Rutgers Basketball Player Sues Imus
Don Imus is facing his first lawsuit from a player on the Rutgers Women’s Basketball team for derogatory comments that cost him his job as a radio host in April, ABC News has learned. Kia Vaughn, star center for the Rutgers Women’s Basketball team, has filed a lawsuit against Imus for libel, slander and defamation — the first civil suit to be filed against the former radio host. Vaughn is asking for monetary damages of an unspecified amount. “This is a lawsuit in order to restore the good name and reputation of my client, Kia Vaughn,” said her attorney, Richard Ancowitz, in an exclusive interview with the ABC News Law & Justice Unit.
The suit names Imus individually, but it is also waged against MSNBC, NBC Universal, CBS Radio, CBS Corp., Viacom Inc., Westwood One Radio and Imus producer Bernard McGuirk.

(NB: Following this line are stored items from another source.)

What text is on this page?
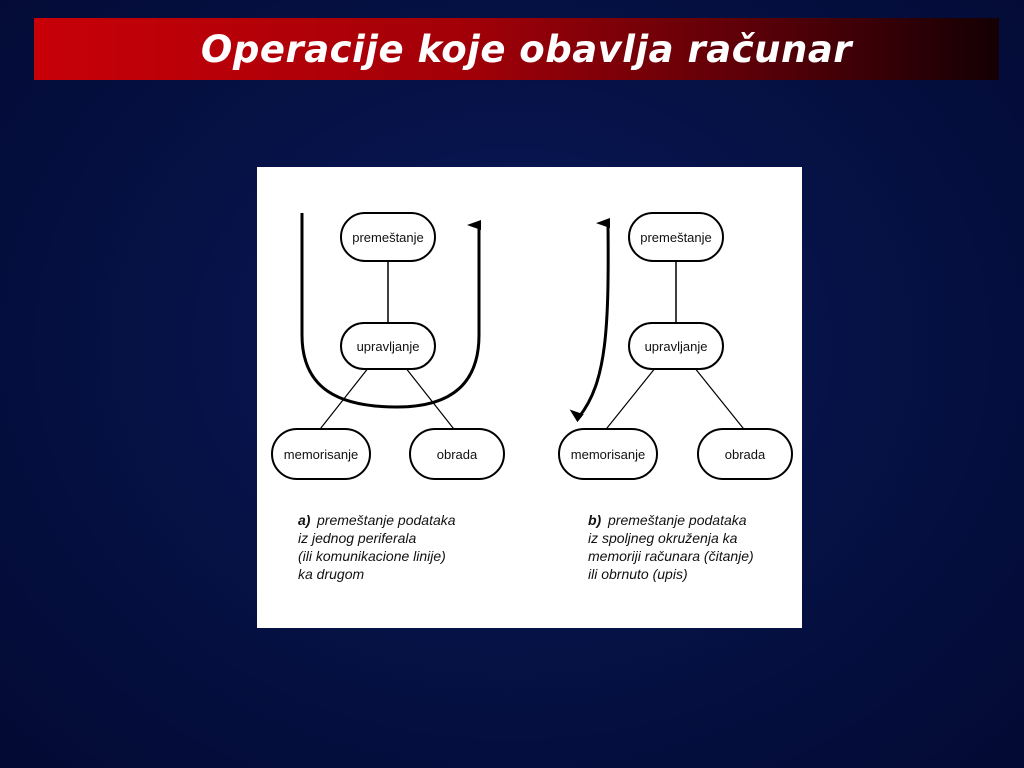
Operacije koje obavlja računar
premeštanje
upravljanje
memorisanje	obrada
a) premeštanje podataka
iz jednog periferala
(ili komunikacione linije)
ka drugom
premeštanje
upravljanje
memorisanje	obrada
b) premeštanje podataka
iz spoljneg okruženja ka
memoriji računara (čitanje)
ili obrnuto (upis)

Today’s suit refers to terms used by Imus April 4 — including referring to women on the team as “nappy headed” — as “debasing, demeaning, humiliating, and denigrating” to Vaughn and her fellow players. “There’s no way these bigoted remarks should have seen the light of day,” Ancowitz told ABC News. “Don Imus referred to my client as an unchaste woman. That was and is a lie.”

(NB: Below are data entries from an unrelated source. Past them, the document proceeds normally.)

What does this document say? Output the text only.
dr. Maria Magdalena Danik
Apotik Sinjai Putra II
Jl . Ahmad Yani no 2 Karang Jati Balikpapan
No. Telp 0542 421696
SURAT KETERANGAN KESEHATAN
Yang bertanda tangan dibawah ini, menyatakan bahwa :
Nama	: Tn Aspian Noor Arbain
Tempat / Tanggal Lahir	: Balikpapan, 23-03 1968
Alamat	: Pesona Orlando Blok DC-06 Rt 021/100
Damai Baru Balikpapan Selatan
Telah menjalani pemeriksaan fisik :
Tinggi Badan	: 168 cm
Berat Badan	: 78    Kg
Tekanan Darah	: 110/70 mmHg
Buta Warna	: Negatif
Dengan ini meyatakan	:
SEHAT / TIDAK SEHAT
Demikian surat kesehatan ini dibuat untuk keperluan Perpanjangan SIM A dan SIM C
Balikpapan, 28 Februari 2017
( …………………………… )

This suit would appear absurd on its face. First, Imus never mentioned the woman by name. Second, and more importantly, his remarks were rather clearly a bad joke rather than an assertion about the women’s sex lives. No reasonable person would have taken away, in the context of Imus’ remarks, that those he called “nappy headed hos” were actually prostitutes.
The word “ho” became part of the vernacular via rap music, black comedians, and the like but has become so mainstream that it has lost it’s original meaning. Apparently, though, the law has not caught up to that fact.

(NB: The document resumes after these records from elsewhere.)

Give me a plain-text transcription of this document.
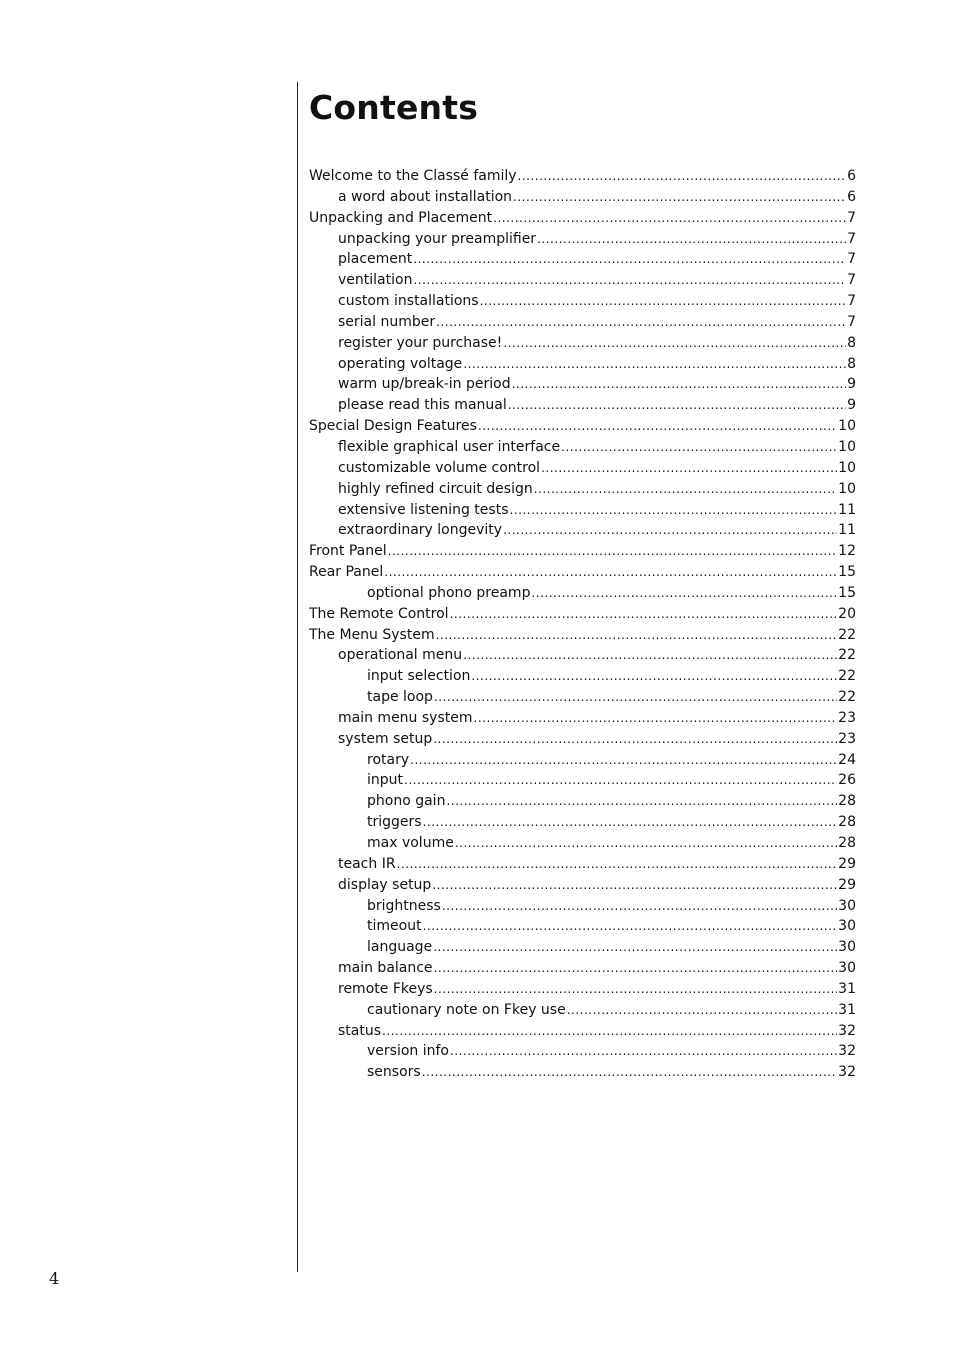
Contents
Welcome to the Classé family .....	6
a word about installation .....	6
Unpacking and Placement .....	7
unpacking your preamplifier .....	7
placement .....	7
ventilation .....	7
custom installations .....	7
serial number .....	7
register your purchase! .....	8
operating voltage .....	8
warm up/break-in period .....	9
please read this manual .....	9
Special Design Features .....	10
flexible graphical user interface .....	10
customizable volume control .....	10
highly refined circuit design .....	10
extensive listening tests .....	11
extraordinary longevity .....	11
Front Panel .....	12
Rear Panel .....	15
optional phono preamp .....	15
The Remote Control .....	20
The Menu System .....	22
operational menu .....	22
input selection .....	22
tape loop .....	22
main menu system .....	23
system setup .....	23
rotary .....	24
input .....	26
phono gain .....	28
triggers .....	28
max volume .....	28
teach IR .....	29
display setup .....	29
brightness .....	30
timeout .....	30
language .....	30
main balance .....	30
remote Fkeys .....	31
cautionary note on Fkey use .....	31
status .....	32
version info .....	32
sensors .....	32
4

Robert Baker, a civil trial lawyer in California, says the high visibility of Imus’ comments would help Vaughn in court. “Everyone knows how unwarranted those comments were. It makes it easier for them to win their case,” Baker told ABC News. “She has a slander per se case — the word itself was something derogatory. She doesn’t even have to prove that she was damaged.”
The fact that Imus has settled with CBS over his firing and is now free to pursue a return to the airwaves factored in to the decision as well. Ancowitz said, “”He’s come out smelling like quite the rose. But what about these young women? How does Imus’ victory affect their self-esteem? Where do they go to get their reputations back?”
Please. Nobody had ever heard of these women. Thanks to Imus’ loutish comments and the ensuing publicity swarm, they became minor celebrities. The coverage was overwhelmingly positive, pointing out how articulate and nice they were. However hurt they may have been by the comments made by some old white guy on a show they likely never heard of, their reputations were enhanced, not damaged, by the controversy.
UPDATE: Comments arguing that Imus’ original comments were somehow accurate will be summarily deleted.